Thank you, part of me feels like I should notice healing, but while my therapist says it's happening, I don't see it. Not yet anyway. Hopefully soon I will.

Elderberry365 wrote:

The Judge clocked him as a n*rcissistic off the bat because the Judge sees that s-t all the time. It isn't normal in any sense to be held in contempt even once during a hearing.

Don't blame yourself for not seeing it. It's not the same when you're personally involved. Congrats on achieving your escape and divorce. You may feel out of control, but it seems like you are doing really well considering all you have been through.

AuthorBensonEWolf wrote:

I'm glad your lawyer made the move and sent the letter to your ex-SIL work. She's a danger to those that she might have been helping. If you haven't gone out to eat yet, go get you a ghost pepper chicken sandwich from Popeyes to celebrate how your ex has been left spicy.

carolinecrane wrote:

I'm so happy for you that you're free of his abuse. Those 'friends' don't deserve to have you in their lives either. You'll find new people who are worthy of your friendship now that you're not being held down by someone else's ego. The sister losing her job is great news for all the abused women in her city, too.

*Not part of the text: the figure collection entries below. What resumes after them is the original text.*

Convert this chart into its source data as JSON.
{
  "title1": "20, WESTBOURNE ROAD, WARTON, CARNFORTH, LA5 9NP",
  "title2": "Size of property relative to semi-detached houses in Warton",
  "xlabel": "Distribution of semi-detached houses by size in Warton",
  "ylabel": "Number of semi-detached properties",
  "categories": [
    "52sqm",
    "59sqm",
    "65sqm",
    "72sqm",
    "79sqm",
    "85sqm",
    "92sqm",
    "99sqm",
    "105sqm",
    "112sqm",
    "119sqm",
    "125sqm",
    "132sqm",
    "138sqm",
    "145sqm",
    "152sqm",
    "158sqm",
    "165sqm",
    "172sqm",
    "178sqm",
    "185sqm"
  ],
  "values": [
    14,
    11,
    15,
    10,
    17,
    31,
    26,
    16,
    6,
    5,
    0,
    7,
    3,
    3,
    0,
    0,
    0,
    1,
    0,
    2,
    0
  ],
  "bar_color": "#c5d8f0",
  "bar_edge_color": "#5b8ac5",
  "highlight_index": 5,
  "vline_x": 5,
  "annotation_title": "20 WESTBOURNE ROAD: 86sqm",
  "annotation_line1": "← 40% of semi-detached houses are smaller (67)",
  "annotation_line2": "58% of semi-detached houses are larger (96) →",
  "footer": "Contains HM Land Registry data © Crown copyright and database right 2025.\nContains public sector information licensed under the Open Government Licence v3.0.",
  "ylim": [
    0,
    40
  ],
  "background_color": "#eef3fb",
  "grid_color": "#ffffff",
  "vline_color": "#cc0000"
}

I'm sure the judge has seen people like your ex many times and is very familiar with their attempts to manipulate. Don't be hard on yourself for not seeing the signs; you shouldn't have needed to look for them. I'm very glad you got a judge who is familiar and acted accordingly.

He can say whatever he wants in his courtroom, and even though your ex won't take it to heart, I'm glad he had to hear someone finally tell him he's not the smartest person in the room.